— Я сама толком не знаю, что со мной.
Я хмурюсь. Мне все же кажется, что память возвращается, понемногу, по кусочку, пусть даже отец говорит, что это невозможно. Или же я попросту схожу с ума. Иного объяснения видениям, то и дело возникающим у меня в голове, я не вижу.
— Что же еще это может быть? — говорит отец.
— Не знаю, — говорю я. — Наверное, ты прав.
Я кручу в пальцах тесьму, которой отделан пояс платья. Отец ошибается. В этом я уверена. От осознания этого мои руки слабеют.
Отец ошибается.
Пустота во мне порождена не воспоминаниями, а тем, что было в этих воспоминаниях. Потерей кусочков, из которых когда-то складывалась я-человек. Воспоминаниями об отце, которые я утратила насовсем. Мучительно неясным образом мамы, лица которой я никак не могу увидеть. Памятью обо всей жизни, которой словно и не было, потому что от нее у меня ничего не осталось.
— Расскажи о моей прошлой жизни! О маме!
Мне хочется спросить еще о многом — как я подружилась с садовником во дворце? Что это за маленькая белокурая девочка? Ну да не все сразу.
Но просьбе моей не суждено быть удовлетворенной. Отец отворачивается и закрывает лицо рукой. Сердце у меня рвется от жалости — жалости к нам обоим. Он не в силах произнести именно то, что мне больше всего нужно услышать.

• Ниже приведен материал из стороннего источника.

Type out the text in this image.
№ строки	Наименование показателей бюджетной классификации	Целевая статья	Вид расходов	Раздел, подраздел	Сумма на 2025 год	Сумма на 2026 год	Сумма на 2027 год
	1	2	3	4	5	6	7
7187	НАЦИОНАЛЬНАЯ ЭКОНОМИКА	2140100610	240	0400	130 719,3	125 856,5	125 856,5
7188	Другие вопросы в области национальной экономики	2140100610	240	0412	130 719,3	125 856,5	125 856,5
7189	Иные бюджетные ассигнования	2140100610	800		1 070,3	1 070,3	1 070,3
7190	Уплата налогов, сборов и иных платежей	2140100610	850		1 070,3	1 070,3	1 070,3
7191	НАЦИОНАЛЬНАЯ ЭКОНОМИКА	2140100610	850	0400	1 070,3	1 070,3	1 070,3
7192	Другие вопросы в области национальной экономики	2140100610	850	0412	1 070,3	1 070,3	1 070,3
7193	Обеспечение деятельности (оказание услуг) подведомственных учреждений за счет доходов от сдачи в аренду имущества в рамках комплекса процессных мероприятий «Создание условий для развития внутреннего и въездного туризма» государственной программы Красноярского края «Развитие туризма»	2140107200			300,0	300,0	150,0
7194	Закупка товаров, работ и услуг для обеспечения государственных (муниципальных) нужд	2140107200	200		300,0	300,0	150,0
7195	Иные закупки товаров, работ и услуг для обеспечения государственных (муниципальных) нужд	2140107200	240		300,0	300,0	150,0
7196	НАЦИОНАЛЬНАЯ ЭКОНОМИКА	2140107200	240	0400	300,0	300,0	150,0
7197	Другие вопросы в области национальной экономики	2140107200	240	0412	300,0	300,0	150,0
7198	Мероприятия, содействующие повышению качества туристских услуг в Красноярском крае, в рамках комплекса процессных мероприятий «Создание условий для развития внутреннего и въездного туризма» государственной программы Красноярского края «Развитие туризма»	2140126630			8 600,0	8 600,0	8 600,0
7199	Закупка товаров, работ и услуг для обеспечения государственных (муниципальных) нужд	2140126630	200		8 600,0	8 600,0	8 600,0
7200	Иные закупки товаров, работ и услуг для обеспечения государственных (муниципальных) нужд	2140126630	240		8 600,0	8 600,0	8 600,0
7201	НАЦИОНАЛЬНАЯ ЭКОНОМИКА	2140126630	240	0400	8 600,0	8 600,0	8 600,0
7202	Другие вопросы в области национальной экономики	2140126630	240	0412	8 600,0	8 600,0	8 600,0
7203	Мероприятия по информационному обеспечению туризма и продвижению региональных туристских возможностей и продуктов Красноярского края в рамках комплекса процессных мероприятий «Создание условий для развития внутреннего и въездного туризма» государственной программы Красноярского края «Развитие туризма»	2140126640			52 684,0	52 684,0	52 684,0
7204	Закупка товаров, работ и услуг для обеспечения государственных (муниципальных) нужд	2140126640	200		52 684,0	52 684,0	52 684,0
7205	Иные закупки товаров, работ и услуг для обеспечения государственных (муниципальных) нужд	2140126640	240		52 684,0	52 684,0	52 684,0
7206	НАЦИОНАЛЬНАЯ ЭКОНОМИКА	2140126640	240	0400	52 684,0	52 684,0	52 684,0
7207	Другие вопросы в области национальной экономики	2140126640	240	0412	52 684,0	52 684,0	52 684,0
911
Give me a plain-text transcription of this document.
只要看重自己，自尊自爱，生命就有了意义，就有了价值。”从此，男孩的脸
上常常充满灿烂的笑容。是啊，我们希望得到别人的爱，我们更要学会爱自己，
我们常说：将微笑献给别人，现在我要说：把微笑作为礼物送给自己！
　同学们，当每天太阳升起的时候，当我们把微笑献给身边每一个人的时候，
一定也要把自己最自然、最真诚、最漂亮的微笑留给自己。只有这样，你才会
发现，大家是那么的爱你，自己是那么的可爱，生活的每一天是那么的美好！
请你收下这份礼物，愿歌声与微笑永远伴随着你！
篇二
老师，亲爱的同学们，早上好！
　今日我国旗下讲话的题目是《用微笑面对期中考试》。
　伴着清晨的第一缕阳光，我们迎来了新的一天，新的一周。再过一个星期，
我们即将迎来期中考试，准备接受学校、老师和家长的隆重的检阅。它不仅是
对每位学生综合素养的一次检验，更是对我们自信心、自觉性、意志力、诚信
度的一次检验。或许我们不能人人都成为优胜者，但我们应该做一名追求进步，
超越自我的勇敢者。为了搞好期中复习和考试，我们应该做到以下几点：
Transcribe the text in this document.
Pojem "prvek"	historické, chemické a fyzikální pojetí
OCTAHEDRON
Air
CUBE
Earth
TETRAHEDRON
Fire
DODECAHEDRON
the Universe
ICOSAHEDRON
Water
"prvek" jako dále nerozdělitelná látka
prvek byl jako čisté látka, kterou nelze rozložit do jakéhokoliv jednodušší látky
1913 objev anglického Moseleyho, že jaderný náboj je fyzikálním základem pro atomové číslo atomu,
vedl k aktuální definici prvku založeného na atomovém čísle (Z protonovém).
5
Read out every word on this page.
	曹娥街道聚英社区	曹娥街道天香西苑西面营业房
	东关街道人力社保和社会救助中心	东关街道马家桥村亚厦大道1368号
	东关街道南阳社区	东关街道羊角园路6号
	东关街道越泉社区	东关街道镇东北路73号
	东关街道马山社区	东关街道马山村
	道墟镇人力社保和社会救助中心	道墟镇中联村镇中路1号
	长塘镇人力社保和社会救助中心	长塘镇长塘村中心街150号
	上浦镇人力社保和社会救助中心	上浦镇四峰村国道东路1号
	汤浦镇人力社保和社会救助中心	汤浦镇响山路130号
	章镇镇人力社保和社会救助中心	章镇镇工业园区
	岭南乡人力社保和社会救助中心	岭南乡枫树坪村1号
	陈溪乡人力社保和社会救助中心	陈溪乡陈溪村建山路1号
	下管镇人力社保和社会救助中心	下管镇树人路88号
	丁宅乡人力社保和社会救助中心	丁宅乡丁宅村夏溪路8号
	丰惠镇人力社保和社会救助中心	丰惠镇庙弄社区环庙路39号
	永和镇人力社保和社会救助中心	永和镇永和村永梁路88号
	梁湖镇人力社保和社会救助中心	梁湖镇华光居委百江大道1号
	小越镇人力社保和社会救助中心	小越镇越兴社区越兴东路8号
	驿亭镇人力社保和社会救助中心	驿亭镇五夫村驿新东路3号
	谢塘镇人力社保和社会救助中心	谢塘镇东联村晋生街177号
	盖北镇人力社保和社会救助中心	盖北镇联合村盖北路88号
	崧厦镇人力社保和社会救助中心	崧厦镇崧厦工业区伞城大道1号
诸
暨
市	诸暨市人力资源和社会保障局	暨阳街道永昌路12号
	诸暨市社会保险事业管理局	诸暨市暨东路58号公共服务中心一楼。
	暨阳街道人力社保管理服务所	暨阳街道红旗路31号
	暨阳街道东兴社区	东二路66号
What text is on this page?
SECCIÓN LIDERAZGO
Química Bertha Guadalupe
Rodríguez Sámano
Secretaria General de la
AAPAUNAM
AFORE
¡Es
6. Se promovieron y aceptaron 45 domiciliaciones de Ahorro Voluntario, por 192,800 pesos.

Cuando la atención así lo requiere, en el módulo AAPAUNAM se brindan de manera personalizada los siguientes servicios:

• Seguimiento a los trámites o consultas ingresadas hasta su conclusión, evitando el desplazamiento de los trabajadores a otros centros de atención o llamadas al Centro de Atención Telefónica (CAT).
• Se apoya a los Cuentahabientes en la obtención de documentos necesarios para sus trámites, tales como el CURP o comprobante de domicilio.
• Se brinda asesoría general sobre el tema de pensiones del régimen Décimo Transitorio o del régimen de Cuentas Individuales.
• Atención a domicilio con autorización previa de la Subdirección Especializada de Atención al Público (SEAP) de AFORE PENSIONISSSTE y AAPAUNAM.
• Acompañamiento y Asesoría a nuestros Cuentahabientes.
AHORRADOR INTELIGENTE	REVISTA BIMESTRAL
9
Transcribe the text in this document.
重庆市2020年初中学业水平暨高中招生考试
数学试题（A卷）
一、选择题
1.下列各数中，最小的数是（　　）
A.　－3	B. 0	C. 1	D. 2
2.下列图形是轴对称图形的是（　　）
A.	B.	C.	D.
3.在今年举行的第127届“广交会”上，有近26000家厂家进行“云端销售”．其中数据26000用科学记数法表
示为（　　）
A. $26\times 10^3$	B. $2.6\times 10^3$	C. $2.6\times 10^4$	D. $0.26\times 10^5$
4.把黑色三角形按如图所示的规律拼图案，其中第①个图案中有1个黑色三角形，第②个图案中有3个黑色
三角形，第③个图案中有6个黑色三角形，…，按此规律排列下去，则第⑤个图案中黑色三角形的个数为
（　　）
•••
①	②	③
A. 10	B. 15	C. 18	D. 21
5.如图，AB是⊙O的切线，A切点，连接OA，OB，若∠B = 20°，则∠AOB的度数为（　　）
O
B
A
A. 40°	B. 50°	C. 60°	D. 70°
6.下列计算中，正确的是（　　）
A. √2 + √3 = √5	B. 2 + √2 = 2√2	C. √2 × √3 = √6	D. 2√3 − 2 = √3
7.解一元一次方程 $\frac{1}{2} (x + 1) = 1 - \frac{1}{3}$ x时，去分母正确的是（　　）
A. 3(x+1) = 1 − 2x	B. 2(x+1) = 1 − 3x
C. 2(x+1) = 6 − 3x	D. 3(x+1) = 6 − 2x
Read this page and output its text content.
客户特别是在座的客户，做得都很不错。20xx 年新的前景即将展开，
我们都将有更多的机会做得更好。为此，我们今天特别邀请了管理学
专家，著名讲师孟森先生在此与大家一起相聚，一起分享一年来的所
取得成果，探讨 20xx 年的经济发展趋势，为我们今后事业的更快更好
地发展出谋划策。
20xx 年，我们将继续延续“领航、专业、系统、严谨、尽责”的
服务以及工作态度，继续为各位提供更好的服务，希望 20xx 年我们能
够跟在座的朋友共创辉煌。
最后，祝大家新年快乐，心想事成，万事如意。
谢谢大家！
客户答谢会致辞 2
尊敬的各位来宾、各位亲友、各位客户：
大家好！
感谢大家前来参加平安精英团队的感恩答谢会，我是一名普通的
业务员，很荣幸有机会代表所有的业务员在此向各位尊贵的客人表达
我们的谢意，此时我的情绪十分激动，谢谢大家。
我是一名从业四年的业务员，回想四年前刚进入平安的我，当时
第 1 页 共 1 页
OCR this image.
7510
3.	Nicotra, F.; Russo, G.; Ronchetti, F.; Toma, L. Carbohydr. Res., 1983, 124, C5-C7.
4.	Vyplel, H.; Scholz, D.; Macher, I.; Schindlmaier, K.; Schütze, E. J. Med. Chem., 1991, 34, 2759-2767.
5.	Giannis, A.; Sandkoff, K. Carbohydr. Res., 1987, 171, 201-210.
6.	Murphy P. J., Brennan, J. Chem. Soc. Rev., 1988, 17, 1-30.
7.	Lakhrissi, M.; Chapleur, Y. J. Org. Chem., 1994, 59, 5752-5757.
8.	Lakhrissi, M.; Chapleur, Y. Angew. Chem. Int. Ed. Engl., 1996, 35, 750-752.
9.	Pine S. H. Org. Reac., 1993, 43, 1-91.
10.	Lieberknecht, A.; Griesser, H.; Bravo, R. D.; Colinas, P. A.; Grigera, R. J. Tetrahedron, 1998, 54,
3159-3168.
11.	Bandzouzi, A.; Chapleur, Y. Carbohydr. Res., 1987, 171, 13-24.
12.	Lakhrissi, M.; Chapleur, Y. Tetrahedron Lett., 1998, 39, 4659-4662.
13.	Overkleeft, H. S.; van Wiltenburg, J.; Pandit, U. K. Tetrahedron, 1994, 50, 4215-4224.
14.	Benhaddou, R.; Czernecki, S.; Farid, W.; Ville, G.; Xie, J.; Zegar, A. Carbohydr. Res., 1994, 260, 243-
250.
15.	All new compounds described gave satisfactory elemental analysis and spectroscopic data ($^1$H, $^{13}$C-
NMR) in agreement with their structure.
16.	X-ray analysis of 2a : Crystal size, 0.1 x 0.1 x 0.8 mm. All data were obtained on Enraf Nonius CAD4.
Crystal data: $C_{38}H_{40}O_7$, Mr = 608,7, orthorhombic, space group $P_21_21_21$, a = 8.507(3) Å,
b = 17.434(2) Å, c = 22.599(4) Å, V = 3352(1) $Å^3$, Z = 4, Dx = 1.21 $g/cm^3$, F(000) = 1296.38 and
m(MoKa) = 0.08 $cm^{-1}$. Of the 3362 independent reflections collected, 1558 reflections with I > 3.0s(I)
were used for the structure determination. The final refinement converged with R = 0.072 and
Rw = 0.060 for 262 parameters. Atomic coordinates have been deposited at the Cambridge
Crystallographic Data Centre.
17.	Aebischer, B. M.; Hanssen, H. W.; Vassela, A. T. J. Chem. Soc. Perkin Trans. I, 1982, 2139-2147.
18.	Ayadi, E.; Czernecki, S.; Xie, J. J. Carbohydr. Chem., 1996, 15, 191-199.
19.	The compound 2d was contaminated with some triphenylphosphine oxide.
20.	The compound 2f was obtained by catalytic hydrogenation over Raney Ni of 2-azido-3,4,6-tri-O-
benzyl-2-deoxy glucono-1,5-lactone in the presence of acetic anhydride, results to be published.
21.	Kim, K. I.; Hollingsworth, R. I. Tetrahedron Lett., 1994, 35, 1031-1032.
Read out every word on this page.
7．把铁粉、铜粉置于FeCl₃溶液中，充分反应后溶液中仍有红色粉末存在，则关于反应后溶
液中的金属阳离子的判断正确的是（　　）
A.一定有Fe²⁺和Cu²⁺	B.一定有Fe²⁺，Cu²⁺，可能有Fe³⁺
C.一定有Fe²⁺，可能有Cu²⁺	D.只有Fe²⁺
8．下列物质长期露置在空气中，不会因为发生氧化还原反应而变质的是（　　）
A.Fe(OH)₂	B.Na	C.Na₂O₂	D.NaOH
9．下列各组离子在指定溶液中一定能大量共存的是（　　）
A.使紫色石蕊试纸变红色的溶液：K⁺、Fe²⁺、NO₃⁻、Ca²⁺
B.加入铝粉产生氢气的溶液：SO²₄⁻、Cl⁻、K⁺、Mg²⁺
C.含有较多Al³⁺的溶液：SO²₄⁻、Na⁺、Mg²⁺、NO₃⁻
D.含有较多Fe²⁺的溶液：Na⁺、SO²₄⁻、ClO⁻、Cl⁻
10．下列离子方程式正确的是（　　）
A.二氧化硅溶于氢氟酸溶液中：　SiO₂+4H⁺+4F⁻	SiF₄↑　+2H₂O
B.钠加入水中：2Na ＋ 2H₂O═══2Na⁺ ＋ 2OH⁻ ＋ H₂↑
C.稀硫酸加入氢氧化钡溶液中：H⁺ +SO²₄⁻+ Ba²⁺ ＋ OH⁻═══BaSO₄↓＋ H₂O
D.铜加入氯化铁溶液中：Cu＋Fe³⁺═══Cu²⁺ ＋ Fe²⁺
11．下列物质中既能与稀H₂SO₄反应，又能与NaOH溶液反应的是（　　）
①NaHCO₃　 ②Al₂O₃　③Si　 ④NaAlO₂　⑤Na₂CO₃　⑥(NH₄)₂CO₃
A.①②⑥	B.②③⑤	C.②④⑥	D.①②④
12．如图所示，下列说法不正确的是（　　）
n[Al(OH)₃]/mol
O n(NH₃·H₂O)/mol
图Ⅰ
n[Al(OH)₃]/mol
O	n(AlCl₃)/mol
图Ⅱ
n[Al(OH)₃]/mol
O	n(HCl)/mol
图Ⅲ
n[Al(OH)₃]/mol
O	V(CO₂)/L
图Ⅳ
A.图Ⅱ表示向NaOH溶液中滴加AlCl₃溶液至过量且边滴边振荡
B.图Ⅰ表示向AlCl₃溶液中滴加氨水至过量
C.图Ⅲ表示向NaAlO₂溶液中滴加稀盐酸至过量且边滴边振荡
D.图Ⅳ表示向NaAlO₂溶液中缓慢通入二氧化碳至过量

Эту пустоту он заполнить не может.
Ярко-желтая луна висит над городом так низко, что кажется, будто достаточно взлететь чуть повыше — и коснешься ее рукой. Теперь мне все время кажется, что в городе я парю, не касаясь ногами земли.
Все дело в Рене.
Отцу бы мои прогулки не понравились, но я ничего не могу с собой поделать. Всякий раз, когда я вижу Рена, в груди у меня что-то растет, на время заполняя собой привычную пустоту. Иногда я даже боюсь лопнуть. Интересно, а я-прежняя что-нибудь подобное ощущала?
Я обвожу пальцем отражение луны в фонтане. Рен опаздывает, и с каждой секундой я тревожусь все больше. Если я не вернусь с первыми лучами солнца, отец рассердится. Хуже того — догадается, что в городе меня задерживает не только долг.
Внезапно мир вокруг сменяется другой картинкой. Я посреди шумной рыночной площади, среди людей, разноцветья, запахов. Мимо тянутся запряженные лошадьми повозки, но я иду им наперерез, не задерживаясь, словно знаю, куда хочу попасть. В руке у меня чья-то ладонь, теплая, мягкая, надежная. Я не вижу лица человека, но чувствую слабый запах свежевыпёченного хлеба с ноткой корицы.
Сердце пропускает удар. Я не вижу лица, но точно знаю, что человек, идущий рядом со мною в этом воспоминании, — не кто иной, как Рен.
В ближнем переулке слышны голоса. Они возвращают меня в настоящее, и принесенное воспоминанием ощущение радости жизни быстро меркнет.
Я-прежняя знала Рена. Знала, и он был мне небезразличен…
Но что, если прав отец? Вдруг эти «воспоминания» — не более чем порождение моего воображения? Но и это, и другие воспоминания кажутся мне самыми настоящими, и совсем отбросить их я не могу.
Голоса становятся громче. Я прячусь за парапетом фонтана, пригибаюсь пониже. Плащ скрывает меня почти целиком, но я все-таки подглядываю из-за воротника. Узнаю голос, голос Рена — но с кем он говорит в такое позднее время?
И тут я его вижу — он идет с девицей и что-то шепчет ей на ухо. А она, откинув назад плащ, смеется его словам. В груди у меня вспыхивает жгучее чувство.
Мне не нравится эта девица, не нравятся ее желтые кудряшки, розовые щеки, голубые глаза. Тоже мне, картинка из сказки!
Мне не нравится, что она идет так близко к Рену и смеется его шуткам. А я-то думала, он идет ко мне.
Ей не надо кутаться в плащ, чтобы никто не увидел винты у нее в шее. Кожа у нее сливочно-белая, никакой мешанины розовых и коричневых лоскутов, как у меня. Она может свободно отбросить плащ, а я об этом даже не мечтаю.
Она — самый настоящий человек, а я… я — нет.
Ревность.
Да, верно. Это слово всплывает у меня в голове, и, пожалуй, вполне подходит к случаю.